During the 2012 renovations of the Sandys Row synagogue, Spitalfields, London, an embroidered bimah cover was found in the building’s cellar. A bimah is the elevated platform in the centre of a synagogue and is used to support the Torah while it is being read aloud to the congregation.
The Cleveland Museum of Art in Cleveland, Ohio, houses an Iranian prayer rug with inlay patchwork in the Rasht tradition. It measures 195 x 133 cm and is made of wool and woollen inlays, with silk thread embroidery worked in chain stitch. A large representation of a cypress tree occupies the centre of the rug, placed on top of peacocks and dragon heads.
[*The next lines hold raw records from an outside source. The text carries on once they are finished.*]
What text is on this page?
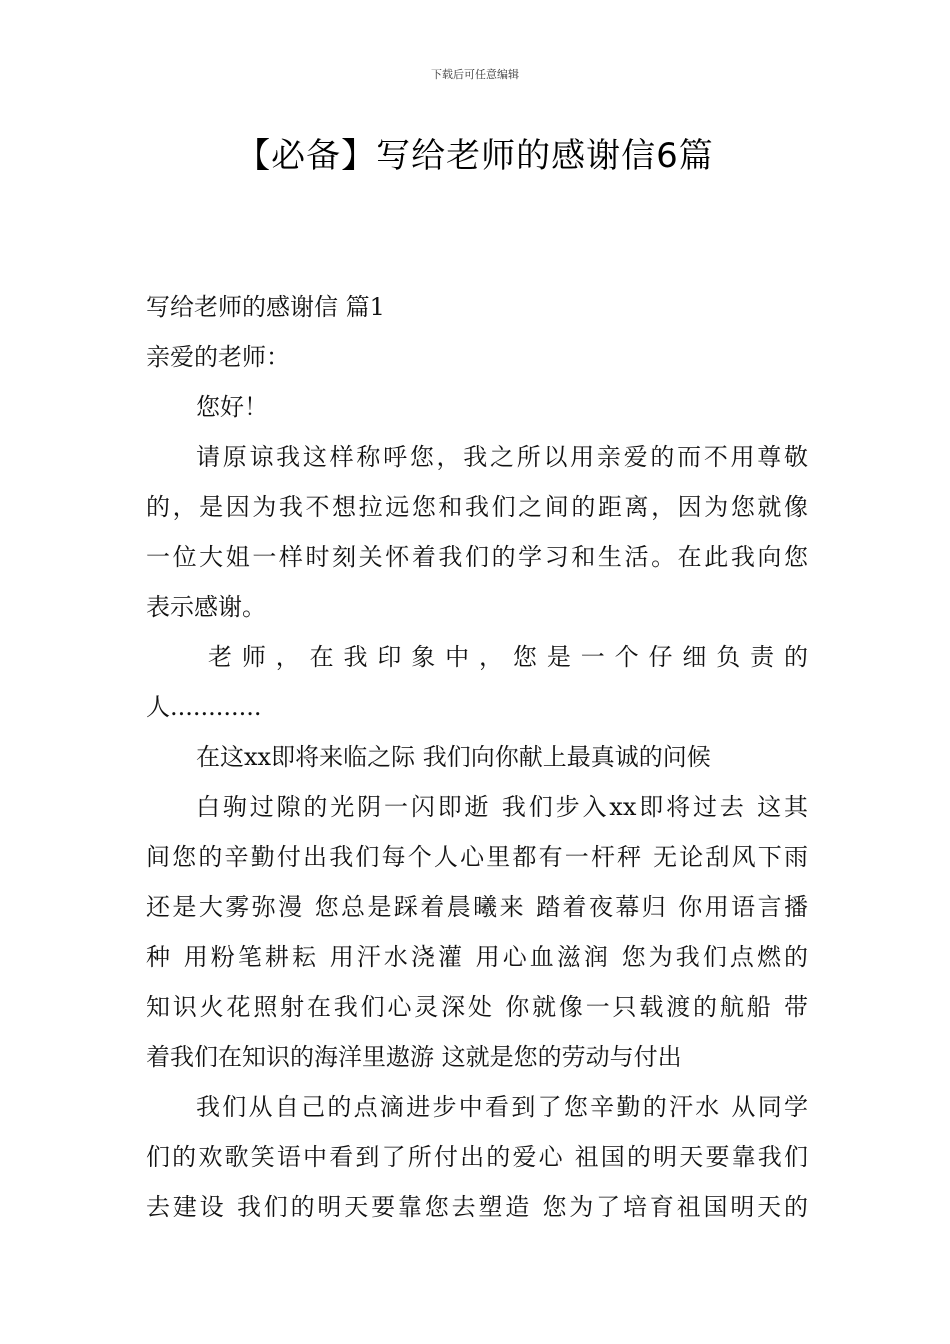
下载后可任意编辑
【必备】写给老师的感谢信6篇
写给老师的感谢信 篇1
亲爱的老师：
您好！
请原谅我这样称呼您，我之所以用亲爱的而不用尊敬
的，是因为我不想拉远您和我们之间的距离，因为您就像
一位大姐一样时刻关怀着我们的学习和生活。在此我向您
表示感谢。
老 师 ， 在 我 印 象 中 ， 您 是 一 个 仔 细 负 责 的
人............
在这xx即将来临之际 我们向你献上最真诚的问候
白驹过隙的光阴一闪即逝 我们步入xx即将过去 这其
间您的辛勤付出我们每个人心里都有一杆秤 无论刮风下雨
还是大雾弥漫 您总是踩着晨曦来 踏着夜幕归 你用语言播
种 用粉笔耕耘 用汗水浇灌 用心血滋润 您为我们点燃的
知识火花照射在我们心灵深处 你就像一只载渡的航船 带
着我们在知识的海洋里遨游 这就是您的劳动与付出
我们从自己的点滴进步中看到了您辛勤的汗水 从同学
们的欢歌笑语中看到了所付出的爱心 祖国的明天要靠我们
去建设 我们的明天要靠您去塑造 您为了培育祖国明天的
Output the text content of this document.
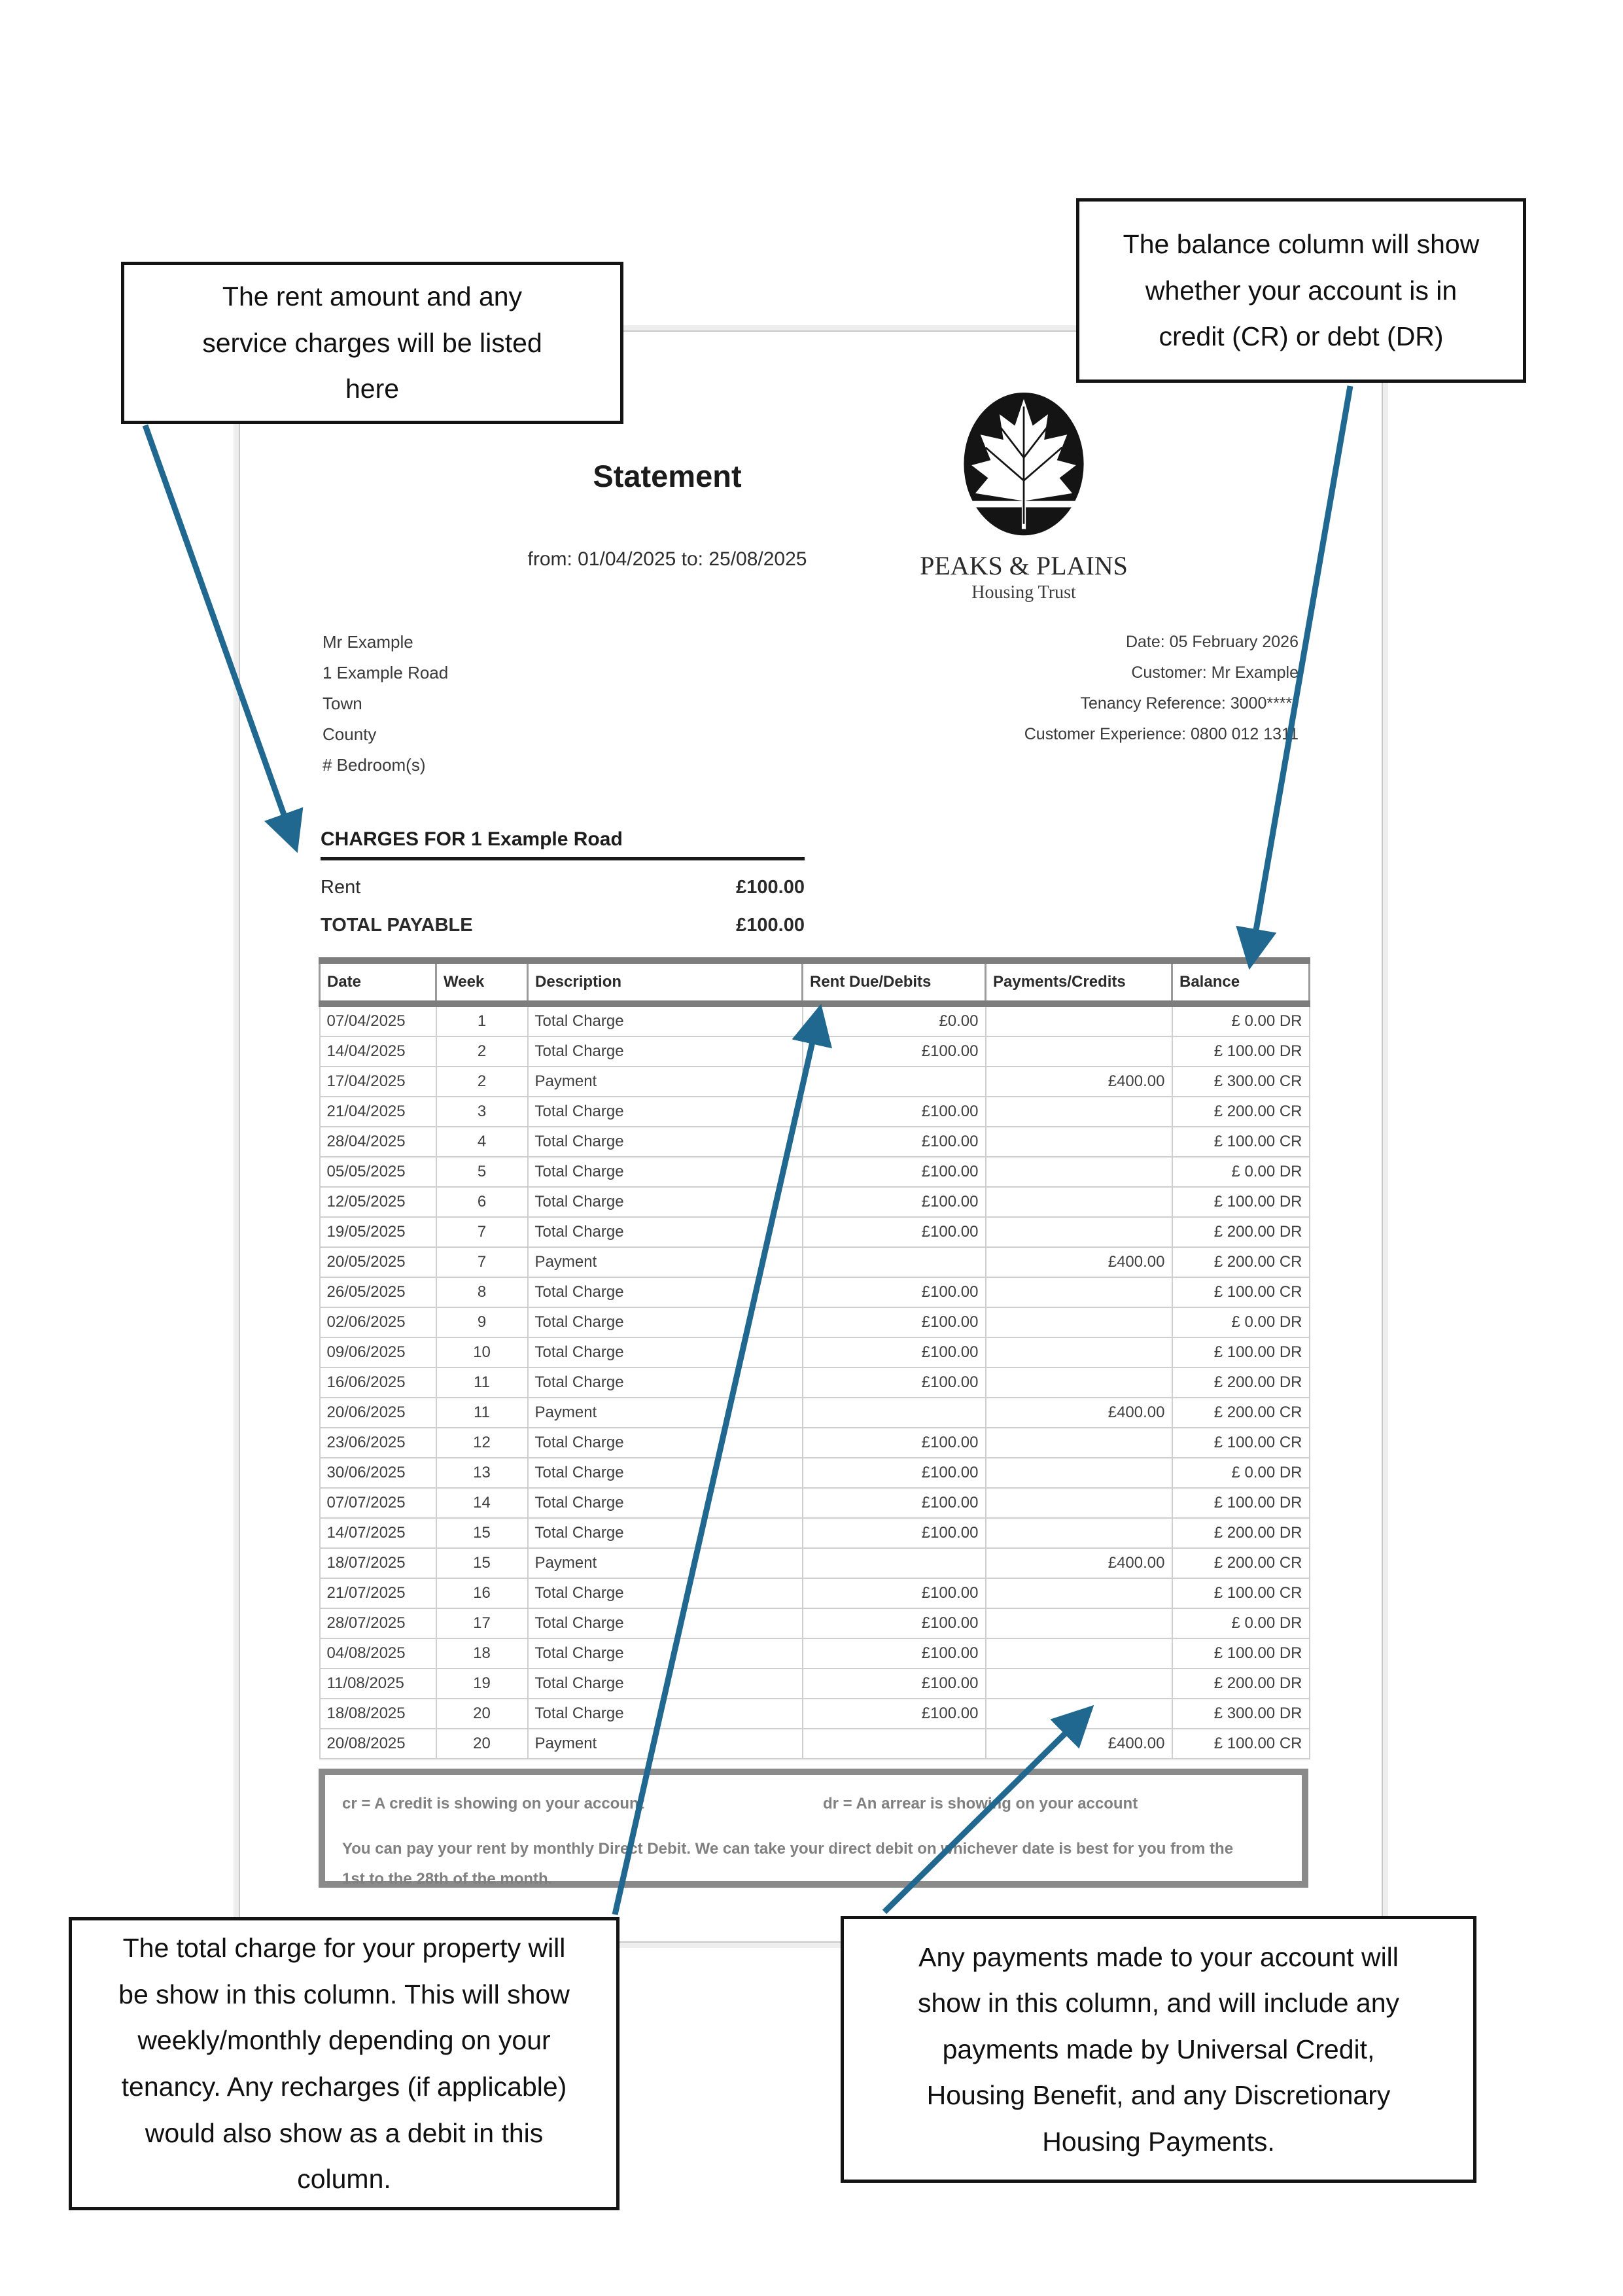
Statement
from: 01/04/2025 to: 25/08/2025	PEAKS & PLAINS
Housing Trust
Mr Example
1 Example Road
Town
County
# Bedroom(s)
Date: 05 February 2026
Customer: Mr Example
Tenancy Reference: 3000*****
Customer Experience: 0800 012 1311
CHARGES FOR 1 Example Road
Rent	£100.00
TOTAL PAYABLE	£100.00
Date	Week	Description	Rent Due/Debits	Payments/Credits	Balance
07/04/2025	1	Total Charge	£0.00		£ 0.00 DR
14/04/2025	2	Total Charge	£100.00		£ 100.00 DR
17/04/2025	2	Payment		£400.00	£ 300.00 CR
21/04/2025	3	Total Charge	£100.00		£ 200.00 CR
28/04/2025	4	Total Charge	£100.00		£ 100.00 CR
05/05/2025	5	Total Charge	£100.00		£ 0.00 DR
12/05/2025	6	Total Charge	£100.00		£ 100.00 DR
19/05/2025	7	Total Charge	£100.00		£ 200.00 DR
20/05/2025	7	Payment		£400.00	£ 200.00 CR
26/05/2025	8	Total Charge	£100.00		£ 100.00 CR
02/06/2025	9	Total Charge	£100.00		£ 0.00 DR
09/06/2025	10	Total Charge	£100.00		£ 100.00 DR
16/06/2025	11	Total Charge	£100.00		£ 200.00 DR
20/06/2025	11	Payment		£400.00	£ 200.00 CR
23/06/2025	12	Total Charge	£100.00		£ 100.00 CR
30/06/2025	13	Total Charge	£100.00		£ 0.00 DR
07/07/2025	14	Total Charge	£100.00		£ 100.00 DR
14/07/2025	15	Total Charge	£100.00		£ 200.00 DR
18/07/2025	15	Payment		£400.00	£ 200.00 CR
21/07/2025	16	Total Charge	£100.00		£ 100.00 CR
28/07/2025	17	Total Charge	£100.00		£ 0.00 DR
04/08/2025	18	Total Charge	£100.00		£ 100.00 DR
11/08/2025	19	Total Charge	£100.00		£ 200.00 DR
18/08/2025	20	Total Charge	£100.00		£ 300.00 DR
20/08/2025	20	Payment		£400.00	£ 100.00 CR
cr = A credit is showing on your account	dr = An arrear is showing on your account
You can pay your rent by monthly Direct Debit. We can take your direct debit on whichever date is best for you from the 1st to the 28th of the month.
The rent amount and any service charges will be listed here
The balance column will show whether your account is in credit (CR) or debt (DR)
The total charge for your property will be show in this column. This will show weekly/monthly depending on your tenancy. Any recharges (if applicable) would also show as a debit in this column.
Any payments made to your account will show in this column, and will include any payments made by Universal Credit, Housing Benefit, and any Discretionary Housing Payments.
The Metropolitan Museum in New York holds a reliquary of St. Florian, which dates to the eighteenth or nineteenth centuries and originates from Austria. It measures 41.3 x 34.3 x 8.3 cm and is made of fabric with wax, glass, and with gold and silver thread embroidery.
The Textile Research Centre in Leiden has a protective prayer cloth from Afghanistan (TRC 2007.1132). It measures 29.5 x 29 cm. It is made of cotton with silk thread embroidery. The techniques used are satin stitch and double running stitch.
The Ethnologisches Museum in Berlin holds an embroidered protective prayer cloth from Afghanistan, used to cover the clay tablet that Shi'ite muslims apply for their three-times per day prayer. It measures 21.5 x 21.5 cm and is made of cotton with silk thread embroidery.
The Sicilian Altar Frontal is an embroidered cloth in the collection of St. Paul’s Cathedral, London (acc. no. 5428). It was made in Sicily and dates to AD 1684. It is 275 x 101 cm in size and was given to the cathedral in 1932. The frontal is made from linen that is embroidered with metal thread and silk chenille thread.
In 1827, the coffin of St. Cuthbert was opened, and in it were found, among other items (including the famous St. Cuthbert Gospel), the remains of a stole and maniple. The garments are nowadays recognised as the oldest extant medieval examples of English embroidery in the country.
The Steeple Aston cope dates from c. 1320. It is an example of opus anglicanum. It is decorated with coloured silks with silver and silver gilt thread on a fawn silk ground, woven in a twill weave. The remains of the cope belong to the Steeple Aston Church (Oxfordshire, England) and are now on loan to the Victoria and Albert Museum, London, since 1905.